Medieval France. An Encyclopedia

(Darren Dugan) #1

LÉRINS


. A small island (now known as Saint-Honorat) in the Mediterranean, just off the French
coast at Cannes, Lérins was the site of a monastery founded ca. 410 by Honoratus, who
had traveled east on pilgrimage and returned to found a monastic community. The
monastery at Lérins combined a community under an abbot with isolated cells for
hermits. A major center for monastic training, it provided both monastic leaders and
monk-bishops for the church, such as Caesarius of Arles, Hilary of Arles, Vincent of
Lérins, and Lupus of Troyes. According to tradition, St. Patrick was trained at Lérins
before embarking on his mission to Ireland.
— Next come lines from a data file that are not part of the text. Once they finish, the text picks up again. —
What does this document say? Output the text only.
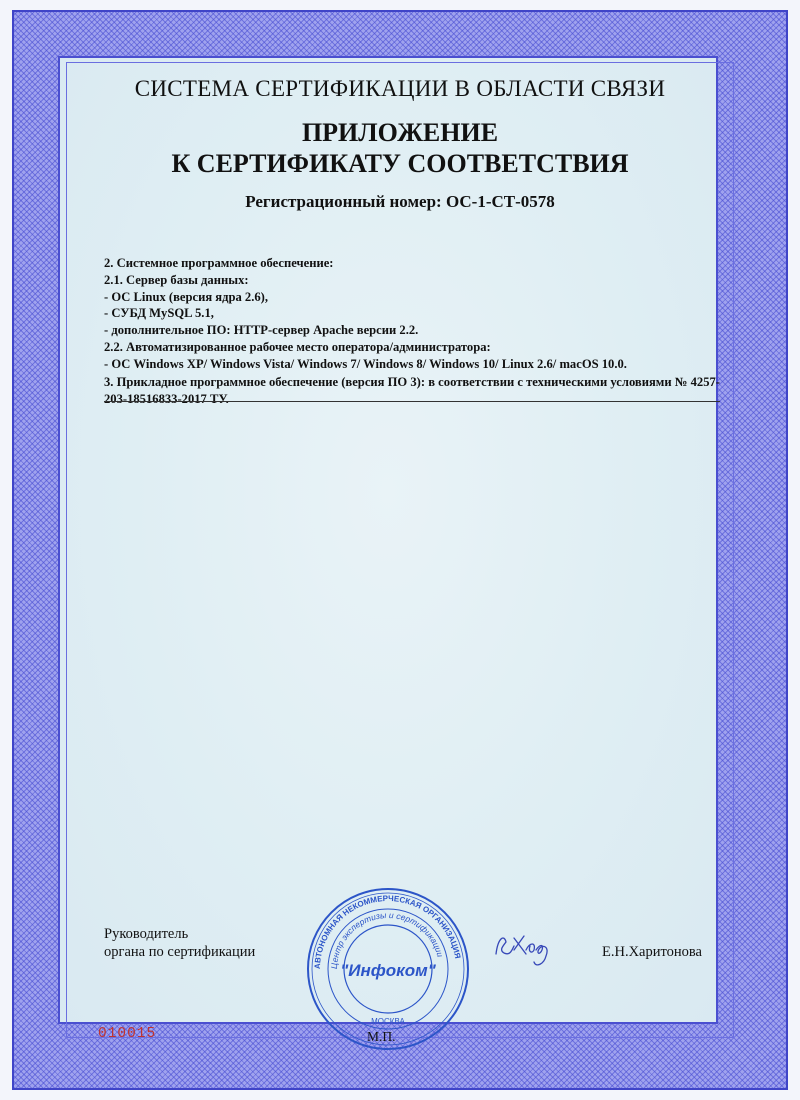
СИСТЕМА СЕРТИФИКАЦИИ В ОБЛАСТИ СВЯЗИ
ПРИЛОЖЕНИЕ
К СЕРТИФИКАТУ СООТВЕТСТВИЯ
Регистрационный номер: ОС-1-СТ-0578
2. Системное программное обеспечение:
2.1. Сервер базы данных:
- ОС Linux (версия ядра 2.6),
- СУБД MySQL 5.1,
- дополнительное ПО: HTTP-сервер Apache версии 2.2.
2.2. Автоматизированное рабочее место оператора/администратора:
- ОС Windows XP/ Windows Vista/ Windows 7/ Windows 8/ Windows 10/ Linux 2.6/ macOS 10.0.
3. Прикладное программное обеспечение (версия ПО 3): в соответствии с техническими условиями № 4257-203-18516833-2017 ТУ.
Руководитель
органа по сертификации	Е.Н.Харитонова
АВТОНОМНАЯ НЕКОММЕРЧЕСКАЯ ОРГАНИЗАЦИЯ
Центр экспертизы и сертификации
"Инфоком"
МОСКВА
М.П.
010015
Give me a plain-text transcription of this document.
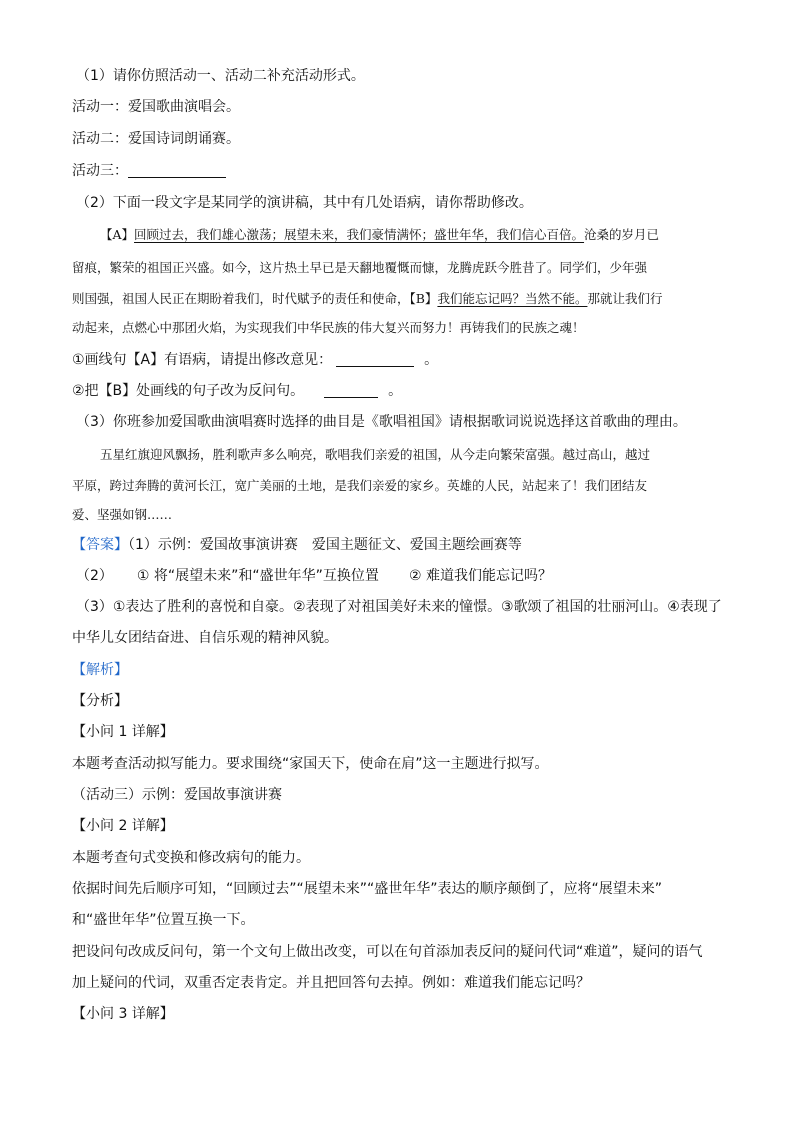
（1）请你仿照活动一、活动二补充活动形式。
活动一：爱国歌曲演唱会。
活动二：爱国诗词朗诵赛。
活动三：
（2）下面一段文字是某同学的演讲稿，其中有几处语病，请你帮助修改。
【A】回顾过去，我们雄心激荡；展望未来，我们豪情满怀；盛世年华，我们信心百倍。沧桑的岁月已
留痕，繁荣的祖国正兴盛。如今，这片热土早已是天翻地覆慨而慷，龙腾虎跃今胜昔了。同学们，少年强
则国强，祖国人民正在期盼着我们，时代赋予的责任和使命，【B】我们能忘记吗？当然不能。那就让我们行
动起来，点燃心中那团火焰，为实现我们中华民族的伟大复兴而努力！再铸我们的民族之魂！
①画线句【A】有语病，请提出修改意见：	。
②把【B】处画线的句子改为反问句。	。
（3）你班参加爱国歌曲演唱赛时选择的曲目是《歌唱祖国》请根据歌词说说选择这首歌曲的理由。
五星红旗迎风飘扬，胜利歌声多么响亮，歌唱我们亲爱的祖国，从今走向繁荣富强。越过高山，越过
平原，跨过奔腾的黄河长江，宽广美丽的土地，是我们亲爱的家乡。英雄的人民，站起来了！我们团结友
爱、坚强如钢……
【答案】（1）示例：爱国故事演讲赛　爱国主题征文、爱国主题绘画赛等
（2） ① 将“展望未来”和“盛世年华”互换位置 ② 难道我们能忘记吗？
（3）①表达了胜利的喜悦和自豪。②表现了对祖国美好未来的憧憬。③歌颂了祖国的壮丽河山。④表现了
中华儿女团结奋进、自信乐观的精神风貌。
【解析】
【分析】
【小问 1 详解】
本题考查活动拟写能力。要求围绕“家国天下，使命在肩”这一主题进行拟写。
（活动三）示例：爱国故事演讲赛
【小问 2 详解】
本题考查句式变换和修改病句的能力。
依据时间先后顺序可知，“回顾过去”“展望未来”“盛世年华”表达的顺序颠倒了，应将“展望未来”
和“盛世年华”位置互换一下。
把设问句改成反问句，第一个文句上做出改变，可以在句首添加表反问的疑问代词“难道”，疑问的语气
加上疑问的代词，双重否定表肯定。并且把回答句去掉。例如：难道我们能忘记吗？
【小问 3 详解】
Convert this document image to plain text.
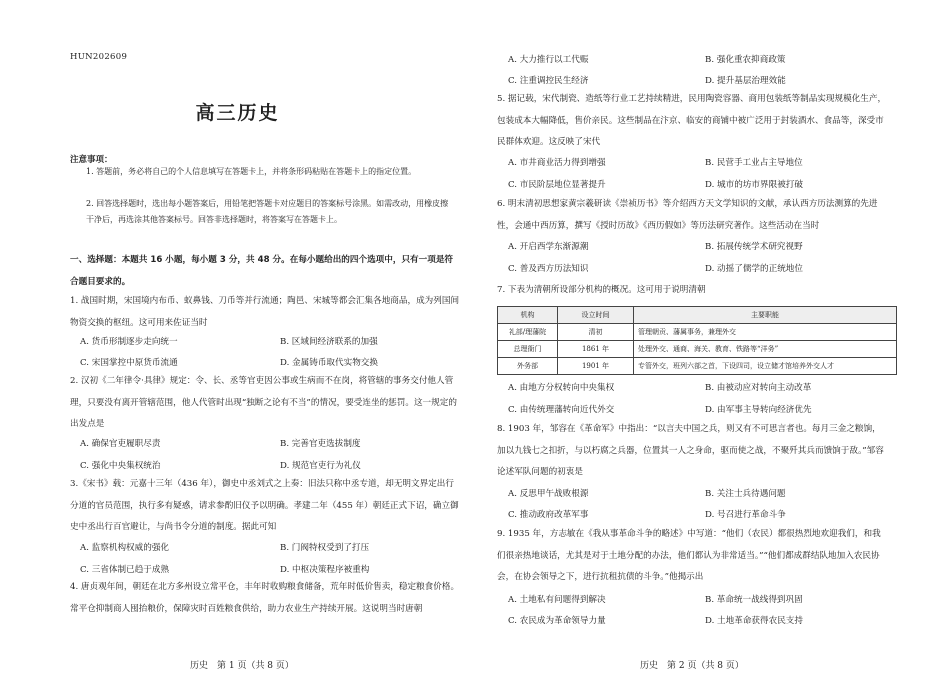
HUN202609
高三历史
注意事项：
1. 答题前，务必将自己的个人信息填写在答题卡上，并将条形码粘贴在答题卡上的指定位置。
2. 回答选择题时，选出每小题答案后，用铅笔把答题卡对应题目的答案标号涂黑。如需改动，用橡皮擦干净后，再选涂其他答案标号。回答非选择题时，将答案写在答题卡上。
一、选择题：本题共 16 小题，每小题 3 分，共 48 分。在每小题给出的四个选项中，只有一项是符合题目要求的。
1. 战国时期，宋国境内布币、蚁鼻钱、刀币等并行流通；陶邑、宋城等都会汇集各地商品，成为列国间物资交换的枢纽。这可用来佐证当时
A. 货币形制逐步走向统一	B. 区域间经济联系的加强
C. 宋国掌控中原货币流通	D. 金属铸币取代实物交换
2. 汉初《二年律令·具律》规定：令、长、丞等官吏因公事或生病而不在岗，将管辖的事务交付他人管理，只要没有离开管辖范围，他人代管时出现“独断之论有不当”的情况，要受连坐的惩罚。这一规定的出发点是
A. 确保官吏履职尽责	B. 完善官吏选拔制度
C. 强化中央集权统治	D. 规范官吏行为礼仪
3.《宋书》载：元嘉十三年（436 年），御史中丞刘式之上奏：旧法只称中丞专道，却无明文界定出行分道的官员范围，执行多有疑惑，请求参酌旧仪予以明确。孝建二年（455 年）朝廷正式下诏，确立御史中丞出行百官避让，与尚书令分道的制度。据此可知
A. 监察机构权威的强化	B. 门阀特权受到了打压
C. 三省体制已趋于成熟	D. 中枢决策程序被重构
4. 唐贞观年间，朝廷在北方多州设立常平仓，丰年时收购粮食储备，荒年时低价售卖，稳定粮食价格。常平仓抑制商人囤抬粮价，保障灾时百姓粮食供给，助力农业生产持续开展。这说明当时唐朝
历史　第 1 页（共 8 页）
A. 大力推行以工代赈	B. 强化重农抑商政策
C. 注重调控民生经济	D. 提升基层治理效能
5. 据记载，宋代制瓷、造纸等行业工艺持续精进，民用陶瓷容器、商用包装纸等制品实现规模化生产，包装成本大幅降低，售价亲民。这些制品在汴京、临安的商铺中被广泛用于封装酒水、食品等，深受市民群体欢迎。这反映了宋代
A. 市井商业活力得到增强	B. 民营手工业占主导地位
C. 市民阶层地位显著提升	D. 城市的坊市界限被打破
6. 明末清初思想家黄宗羲研读《崇祯历书》等介绍西方天文学知识的文献，承认西方历法测算的先进性，会通中西历算，撰写《授时历故》《西历假如》等历法研究著作。这些活动在当时
A. 开启西学东渐源潮	B. 拓展传统学术研究视野
C. 普及西方历法知识	D. 动摇了儒学的正统地位
7. 下表为清朝所设部分机构的概况。这可用于说明清朝
机构	设立时间	主要职能
礼部/理藩院	清初	管理朝贡、藩属事务，兼理外交
总理衙门	1861 年	处理外交、通商、海关、教育、铁路等“洋务”
外务部	1901 年	专管外交，班列六部之首，下设四司，设立储才馆培养外交人才
A. 由地方分权转向中央集权	B. 由被动应对转向主动改革
C. 由传统理藩转向近代外交	D. 由军事主导转向经济优先
8. 1903 年，邹容在《革命军》中指出：“以言夫中国之兵，则又有不可思言者也。每月三金之粮饷，加以九钱七之扣折，与以朽腐之兵器，位置其一人之身命，驱而使之战，不聚歼其兵而馈饷于敌。”邹容论述军队问题的初衷是
A. 反思甲午战败根源	B. 关注士兵待遇问题
C. 推动政府改革军事	D. 号召进行革命斗争
9. 1935 年，方志敏在《我从事革命斗争的略述》中写道：“他们（农民）都很热烈地欢迎我们，和我们很亲热地谈话，尤其是对于土地分配的办法，他们都认为非常适当。”“他们都成群结队地加入农民协会，在协会领导之下，进行抗租抗债的斗争。”他揭示出
A. 土地私有问题得到解决	B. 革命统一战线得到巩固
C. 农民成为革命领导力量	D. 土地革命获得农民支持
历史　第 2 页（共 8 页）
Lérins had a strong tradition of intellectual as
well as ascetic training, thus presaging the role that later monastic communities would
play in preserving and transmitting classical and Christian culture to the Middle Ages and
beyond.
Grover A.Zinn
[See also: CAESARIUS OF ARLES; MONASTICISM; VINCENT OF LÉRINS]


LESCUREL, JEHANNOT DE


(d. 1303). A trouvère credited with thirty-three chansons, ballades, rondeaux, and dits,
preserved with music, written to honor several ladies whom he describes with
conventional attributes, Lescurel was hanged in Paris in 1303 with several other men for
crimes committed against both religious and lay women.
Deborah H.Nelson
[See also: VIRELAI]
Langlois, Charles-Victor. “Jean de Lescurel, poète français.” Histoire littéraire de la France 26
(1927):109–15.


LESSAY


. A magnificent example of Romanesque architecture, the Abbatiale de la Trinité in
Lessay (Manche) was founded in 1056 by a Norman baron, Thurstin Haldup. A
certificate of 1080, confirming the foundation and ownership, constitutes the first
reference to this Benedictine abbey, built probably at the turn of the century. The church
features the first known occurrence of cross-ribbed vaulting in France. Whether this type
of vaulting developed in France at this time or was imported from England, after the style
of the cathedral of Durham (1093), has been a matter of debate.